Alex : "Sudahlah. Aku tidak apa-apa, lagipula luka ini menunjukkan bahwa cintaku padamu itu tulus. Seseorang pasti akan melakukan apa pun untuk sesuatu yang mereka cintai meskipun nyawa yang menjadi taruhannya."

Sophia : "Benarkah? Jadi tuan Alex mencintaiku?"

Alex : "Aku menyukaimu saat kita pertama bertemu. Bagiku kau gadis pertama yang membuat jantungku berdegup kencang. Setiap kali aku mengingatmu rasanya ingin sekali aku menyentuh wajahmu yang imut ini."

Sophia : "Jadi tuan Alex bersungguh-sungguh seperti bunga yang kau berikan waktu itu?"

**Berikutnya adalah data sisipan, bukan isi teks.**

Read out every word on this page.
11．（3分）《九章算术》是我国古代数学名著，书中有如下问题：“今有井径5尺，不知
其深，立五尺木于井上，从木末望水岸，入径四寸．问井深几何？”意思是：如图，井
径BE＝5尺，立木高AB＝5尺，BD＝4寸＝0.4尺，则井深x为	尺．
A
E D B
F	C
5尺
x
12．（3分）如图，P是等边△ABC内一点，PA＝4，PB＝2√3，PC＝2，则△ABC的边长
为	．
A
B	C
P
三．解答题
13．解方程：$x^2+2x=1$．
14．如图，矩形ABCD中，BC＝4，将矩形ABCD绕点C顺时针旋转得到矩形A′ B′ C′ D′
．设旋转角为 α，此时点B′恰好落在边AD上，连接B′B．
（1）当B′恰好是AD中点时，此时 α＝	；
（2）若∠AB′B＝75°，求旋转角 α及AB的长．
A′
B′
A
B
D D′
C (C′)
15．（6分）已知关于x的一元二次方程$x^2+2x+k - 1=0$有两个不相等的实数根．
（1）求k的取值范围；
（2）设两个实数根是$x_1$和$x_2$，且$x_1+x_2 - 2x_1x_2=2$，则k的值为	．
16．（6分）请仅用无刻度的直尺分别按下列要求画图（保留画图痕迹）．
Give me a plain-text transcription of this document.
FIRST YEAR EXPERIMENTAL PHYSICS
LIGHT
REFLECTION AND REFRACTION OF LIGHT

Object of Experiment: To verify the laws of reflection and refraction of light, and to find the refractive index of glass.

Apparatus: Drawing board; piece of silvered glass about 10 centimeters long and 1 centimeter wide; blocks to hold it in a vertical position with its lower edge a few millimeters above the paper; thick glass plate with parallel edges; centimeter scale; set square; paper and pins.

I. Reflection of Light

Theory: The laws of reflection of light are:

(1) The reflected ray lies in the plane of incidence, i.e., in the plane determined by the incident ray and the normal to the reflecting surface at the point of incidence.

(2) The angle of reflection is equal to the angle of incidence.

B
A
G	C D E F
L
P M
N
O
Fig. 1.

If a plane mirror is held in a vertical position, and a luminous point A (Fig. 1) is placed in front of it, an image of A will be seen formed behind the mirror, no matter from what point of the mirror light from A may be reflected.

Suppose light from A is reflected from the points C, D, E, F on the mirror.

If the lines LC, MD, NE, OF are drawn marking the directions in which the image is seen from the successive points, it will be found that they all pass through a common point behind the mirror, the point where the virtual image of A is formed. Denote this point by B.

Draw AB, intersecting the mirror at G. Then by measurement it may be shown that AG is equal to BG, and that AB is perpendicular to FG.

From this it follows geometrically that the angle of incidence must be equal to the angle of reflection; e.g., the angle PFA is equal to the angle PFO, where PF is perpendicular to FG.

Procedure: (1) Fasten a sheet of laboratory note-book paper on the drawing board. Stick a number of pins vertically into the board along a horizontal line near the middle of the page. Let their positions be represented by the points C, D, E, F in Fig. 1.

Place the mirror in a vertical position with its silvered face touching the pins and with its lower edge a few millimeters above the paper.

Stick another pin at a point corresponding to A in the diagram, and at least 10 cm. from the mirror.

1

Alex : "Ya. Aku bersungguh-sungguh."

Alex mengatakan ini hampir setengah serius. Tapi bagi Sophie, ini adalah ungkapan sejati dari seorang pria pada wanita. Wajah Sophia seketika menjadi serius.

Sophia : "Tuan Alex, bisakah kau berjanji padaku?"

Alex : "Selama aku bisa menepati janji itu, aku akan melakukannya. Kau ingin aku berjanji seperti apa Sophia?"

Sophia : "Berjanjilah untuk tidak terluka lagi untukku dan jadikan aku sebagai istrimu di masa depan."

Alex : "Aku akan berusaha."

Emilia dan Richard pun datang. Mereka mengatakan bahwa Sophia akan menginap. Sophia melihat ini sebagai kesempatan emas dan dia mencium pipi Alex di hadapan orang tua Alex. Mata Alex seketika melebar dan wajahnya memerah.

Sophia hanya tersenyum dengan bangga. Emilia dan Richard hanya memikirkan hal-hal yang dewasa.

Alex : 'Dasar tidak tahu malu. Dan juga aku dicium oleh seorang anak kecil yang kelihatannya mengartikan kata-kataku secara berlebihan.'

MEOW

Alex mendengar suara kucing dan rupanya kucing yang tadi dia temukan. Alex menatap Sophia yang sedang melihat pemandangan di luar kereta kuda. Alex hanya bisa pasrah.